The final set of mutations for each H3 ectodomain, spanning from residues 19 to 520 in sequential numbering, can be found here:
Based on these targeted mutations, primers were generated using the create_primers.py
script in TargetedTilingPrimers. All necessary input files are prepped and collected in targeted_library_primers. This includes formatting an H3N2 codon frequency table for codon optimization. Also note that targeted mutations were identified from the WT sequences, but the primers need to bind to the chimeric sequences (plasmids 3022 and 3023), which include the first 19 amino acids from WSN-HA. primer_input_data_prep.ipynb
therefore includes the necessary site numbering conversion, and ensures that only sequence that is consistent between the WT and chimeric sequences is mutated.

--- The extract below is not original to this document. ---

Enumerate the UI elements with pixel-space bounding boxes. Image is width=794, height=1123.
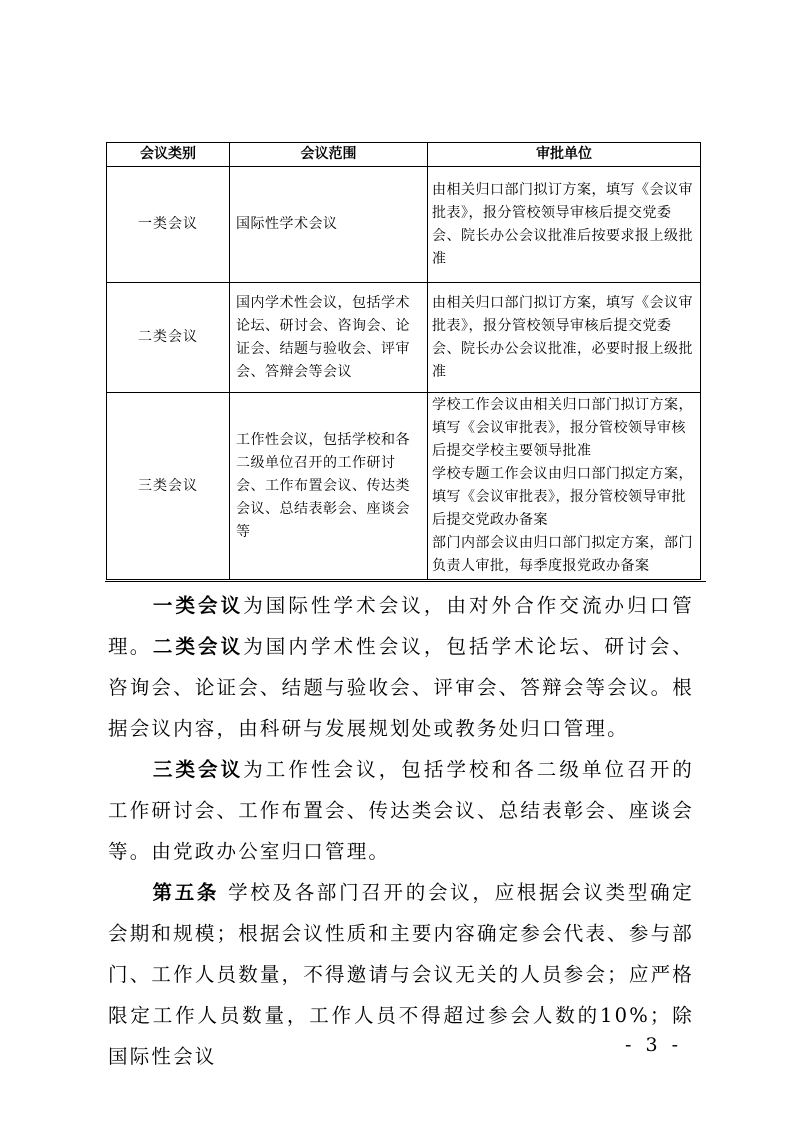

5010 primers were generated for both the Kansas/14/2017 and HongKong/45/2019 chimeric libraries, including fwd and rev pools. Target Tm was between 60C and 61C, and targeted length was between 25 and 51 bp. Actual distributions of length and Tm are visualized here:
The final set of mutagenic primers, designed to complement the chimeric WSNHAflank_H3-ectodomain constructs, can be found here. Note: due to numbering conventions in the primer design script, sites are numbered according to the first residue to be mutated. mut1N
actually corresponds to residue 19 in the WT H3 sequences, and residue 22 in the chimeric H3 sequences. More details on this numbering conversion, plus script to ensure consistency between the WT and chimeric sequence numbering, can be found in primer_input_data_prep.

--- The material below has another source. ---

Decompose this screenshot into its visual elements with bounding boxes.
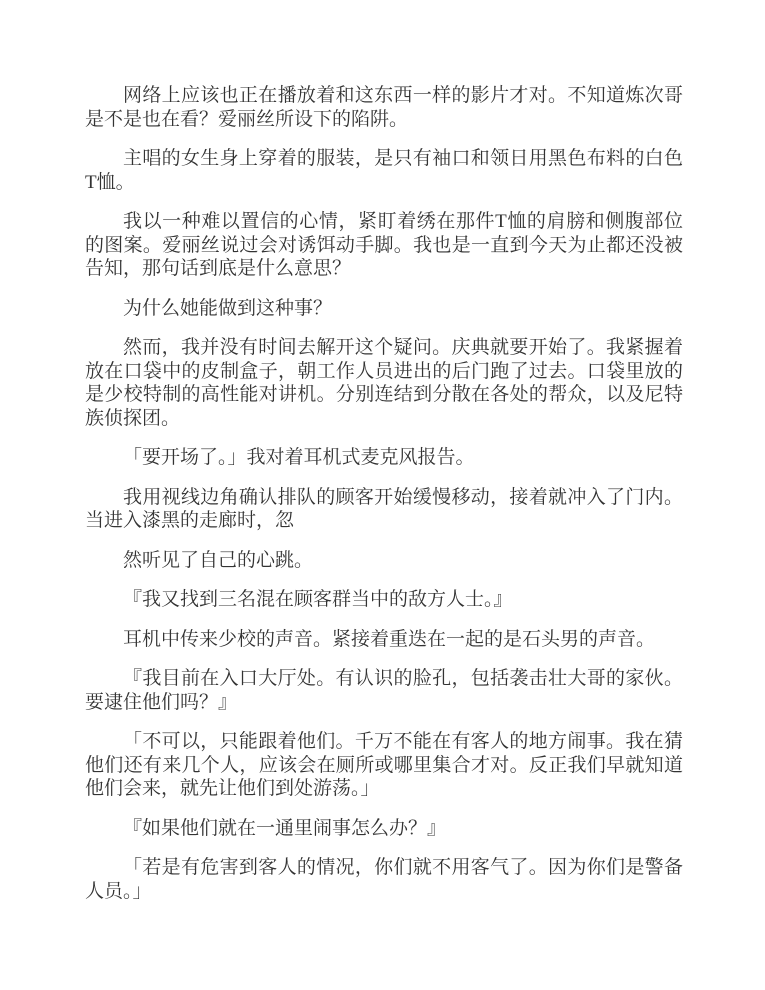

Finally, we also wanted to ensure a higher frequency of mutations at key epitope sites, and include double-mutant primers for nearby epitope sites. John Huddleston analyzed mutations that have been present in multiple major clades over the past 6 years, and identified 22 key epitope sites. major_epitope_primers contains the summary of this analysis. major_epitope_primers.ipynb
generates primers with random NNK
codons at each of these sites. It also generates a set of double-mutant primers with random NNK
codons at every combination of epitopes within a primer length of one another.
Note: this script skips over the numbering conversions described above. Primers are labeled using epitope residue numbers, which reference wildtype H3 sequential numbering.
Single and double epitope primers for both H3 sequences are output in this directory. Given a minimum of 8 nt's between the beginning of the primer and the first site to mutate, there are 10 paired epitopes in HongKong/2019 and 9 paired epitopes in Kansas/2017.